# Canon 60D body for $700?



## mrelsewhere (Dec 2, 2011)

If two months ago you'd paid $500 for a Rebel T2i...and if you could buy a new-ish 60D for $700, would you make the switch? 

I'm wondering if it's worth trying to get my wife on board with another expense.


----------



## jaomul (Dec 2, 2011)

Depends how scared I was of my wife


----------



## mrelsewhere (Dec 2, 2011)

For the money, I get a pro-DSLR with 9 cross-type AF points  (instead of only one, so it grabs focus better in difficult situations),  longer battery life, faster shutter speed, wonderfully pleasant shutter  sound, and a flip-out screen.

I'm just wondering if the upgrade is worth $200... Anyone with a 60D out there?


----------



## jaomul (Dec 2, 2011)

If you can upgrade for 200 go for it. I have the 550D and 50D. I prefer the 550D for image quality but the 50D is better for getting focus and in its general performance ability. The 60D is basically a 50D with video and the 18mp sensor that is in your 550D. You know what image quality to expect already but the focus and faster fps will more than likely give you more keepers than the 550D (which to be fair is a great camera also). It will be said that the 60D is a downgrade due the lighter body (not magnesium) and the loss of Micro adjust and the pc sync.It also has slightly less fps at 5 instead of 6 but if your an enthusiast and not pro (like myself) 5 will be more than enough. If any of these specs are urgent for you look at something different but having experience with your 550d and the 50d and realising the 60d is supposedly the best of both 200 is a small premium to pay for the upgrade


----------



## mrelsewhere (Dec 2, 2011)

Thanks, jaomul! It's really helpful to hear from someone who's had both.

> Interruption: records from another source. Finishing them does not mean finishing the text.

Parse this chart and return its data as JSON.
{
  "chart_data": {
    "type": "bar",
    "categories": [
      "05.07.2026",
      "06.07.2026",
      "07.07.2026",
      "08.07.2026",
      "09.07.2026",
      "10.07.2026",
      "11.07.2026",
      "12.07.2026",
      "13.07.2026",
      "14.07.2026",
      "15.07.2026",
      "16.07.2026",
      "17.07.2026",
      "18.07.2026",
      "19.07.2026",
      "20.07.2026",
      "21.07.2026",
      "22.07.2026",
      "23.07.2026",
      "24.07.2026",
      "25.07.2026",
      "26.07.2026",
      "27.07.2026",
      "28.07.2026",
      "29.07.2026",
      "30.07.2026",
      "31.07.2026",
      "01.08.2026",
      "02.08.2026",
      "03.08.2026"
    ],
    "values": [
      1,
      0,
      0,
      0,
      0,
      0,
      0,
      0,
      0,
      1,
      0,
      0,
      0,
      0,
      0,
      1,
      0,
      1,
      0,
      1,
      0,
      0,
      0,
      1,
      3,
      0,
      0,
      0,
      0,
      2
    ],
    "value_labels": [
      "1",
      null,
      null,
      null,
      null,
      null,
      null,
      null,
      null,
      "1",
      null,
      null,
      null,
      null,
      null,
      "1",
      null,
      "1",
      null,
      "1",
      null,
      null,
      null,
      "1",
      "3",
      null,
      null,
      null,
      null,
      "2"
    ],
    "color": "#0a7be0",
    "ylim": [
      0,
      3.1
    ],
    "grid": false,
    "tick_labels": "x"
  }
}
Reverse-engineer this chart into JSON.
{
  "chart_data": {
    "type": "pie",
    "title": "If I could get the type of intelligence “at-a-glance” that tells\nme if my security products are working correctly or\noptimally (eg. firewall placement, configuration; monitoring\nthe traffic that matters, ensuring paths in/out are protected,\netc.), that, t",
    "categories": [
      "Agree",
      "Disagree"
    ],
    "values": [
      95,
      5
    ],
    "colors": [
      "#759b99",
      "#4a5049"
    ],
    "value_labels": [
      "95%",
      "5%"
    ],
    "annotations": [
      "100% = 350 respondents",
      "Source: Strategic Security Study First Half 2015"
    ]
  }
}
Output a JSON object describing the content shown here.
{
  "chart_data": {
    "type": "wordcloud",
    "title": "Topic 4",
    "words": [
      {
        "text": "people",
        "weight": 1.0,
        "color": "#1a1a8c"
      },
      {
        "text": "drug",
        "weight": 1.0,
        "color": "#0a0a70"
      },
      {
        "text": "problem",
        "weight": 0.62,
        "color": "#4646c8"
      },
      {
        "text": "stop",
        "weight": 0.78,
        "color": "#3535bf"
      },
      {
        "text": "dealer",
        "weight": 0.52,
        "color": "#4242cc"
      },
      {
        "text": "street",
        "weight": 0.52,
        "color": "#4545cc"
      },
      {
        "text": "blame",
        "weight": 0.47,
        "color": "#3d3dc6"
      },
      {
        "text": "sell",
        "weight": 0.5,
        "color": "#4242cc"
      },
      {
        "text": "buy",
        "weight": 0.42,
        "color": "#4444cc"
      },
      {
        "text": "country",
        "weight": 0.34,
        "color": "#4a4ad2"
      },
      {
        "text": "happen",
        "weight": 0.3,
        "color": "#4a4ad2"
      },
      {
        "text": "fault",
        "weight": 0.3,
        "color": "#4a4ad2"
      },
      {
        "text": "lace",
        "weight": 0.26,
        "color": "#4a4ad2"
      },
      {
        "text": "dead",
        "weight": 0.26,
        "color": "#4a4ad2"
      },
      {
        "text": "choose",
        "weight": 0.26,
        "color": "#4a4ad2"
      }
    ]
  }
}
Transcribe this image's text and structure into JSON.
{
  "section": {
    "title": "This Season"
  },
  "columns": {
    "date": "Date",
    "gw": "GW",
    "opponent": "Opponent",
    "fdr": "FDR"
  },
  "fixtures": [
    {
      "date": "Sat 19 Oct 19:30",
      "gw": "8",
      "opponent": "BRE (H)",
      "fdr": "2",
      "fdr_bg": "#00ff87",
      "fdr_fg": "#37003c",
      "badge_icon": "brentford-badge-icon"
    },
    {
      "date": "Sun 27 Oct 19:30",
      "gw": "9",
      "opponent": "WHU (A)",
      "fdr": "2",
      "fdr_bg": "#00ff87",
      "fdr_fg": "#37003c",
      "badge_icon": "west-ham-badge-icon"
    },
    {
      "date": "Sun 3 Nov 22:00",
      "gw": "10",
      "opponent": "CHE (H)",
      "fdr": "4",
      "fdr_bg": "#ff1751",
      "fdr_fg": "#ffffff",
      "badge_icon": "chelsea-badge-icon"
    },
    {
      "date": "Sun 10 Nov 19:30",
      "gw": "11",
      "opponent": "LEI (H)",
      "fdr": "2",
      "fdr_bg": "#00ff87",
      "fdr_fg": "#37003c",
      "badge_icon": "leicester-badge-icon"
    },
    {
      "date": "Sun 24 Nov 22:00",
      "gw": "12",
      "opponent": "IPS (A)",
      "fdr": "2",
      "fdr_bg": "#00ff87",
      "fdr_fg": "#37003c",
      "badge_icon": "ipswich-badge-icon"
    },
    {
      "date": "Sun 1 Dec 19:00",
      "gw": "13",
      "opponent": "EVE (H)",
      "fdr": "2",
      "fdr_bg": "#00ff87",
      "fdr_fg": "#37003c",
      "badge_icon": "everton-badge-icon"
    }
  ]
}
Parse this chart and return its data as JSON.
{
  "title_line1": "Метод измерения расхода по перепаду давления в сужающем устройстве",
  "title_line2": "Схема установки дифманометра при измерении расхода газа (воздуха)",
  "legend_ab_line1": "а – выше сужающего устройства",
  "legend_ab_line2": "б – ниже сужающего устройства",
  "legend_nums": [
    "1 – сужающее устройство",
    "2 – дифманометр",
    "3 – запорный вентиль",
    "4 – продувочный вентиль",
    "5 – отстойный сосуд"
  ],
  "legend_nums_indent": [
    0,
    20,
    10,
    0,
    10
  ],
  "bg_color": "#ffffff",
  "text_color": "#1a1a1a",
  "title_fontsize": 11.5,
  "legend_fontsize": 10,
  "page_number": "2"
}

Here's a comparison of the two cameras... It's interesting to note that the website recommends the T2i, but users recommend the 60D. 
Canon 60D vs T2i


----------



## jaomul (Dec 2, 2011)

I suppose a website will take cost into consideration also so may favour the lower price camera at this comparison. Just note I have the 550 and 50 and only ever saw the 60d in use with a friend, but as I said the 50D has most specs of the 60D so I think from that I can make a fair comparison. Also it will cost you 200 plus the cost of a bunch of flowers for the boss, take care


----------



## ronjohn (Dec 2, 2011)

wait are 60Ds that cheap now? I thought they were like 1k+.


----------



## mrelsewhere (Dec 2, 2011)

ronjohn said:


> wait are 60Ds that cheap now? I thought they were like 1k+.



TIP: Canon refurbished store - use coupon code "Holiday" (15% off today only!) and "Ship11" (for $5 shipping)

Just bought a 60D for $727 total (w/ tax and shipping).

Of course, now I have to watch "Crazy, Stupid Love" with the wife...


----------



## MLeeK (Dec 2, 2011)

Upgrade worth it? yes. 
Purchasing a second camera? I don't know... it depends upon you.


----------



## Mike K (Dec 3, 2011)

mrelsewhere said:


> For the money, I get a pro-DSLR with 9 cross-type AF points  (instead of only one, so it grabs focus better in difficult situations),  longer battery life, faster shutter speed, wonderfully pleasant shutter  sound, and a flip-out screen.
> 
> I'm just wondering if the upgrade is worth $200... Anyone with a 60D out there?



I've got a 60D and my wife has a T1i. Big upgrade in image quality and user/control friendlyness. I just completed an evening photo class where we shared our work each week and the other students (mostly with some Rebel or other) were always impressed with the color and image quality of my shots.

YMMV.


----------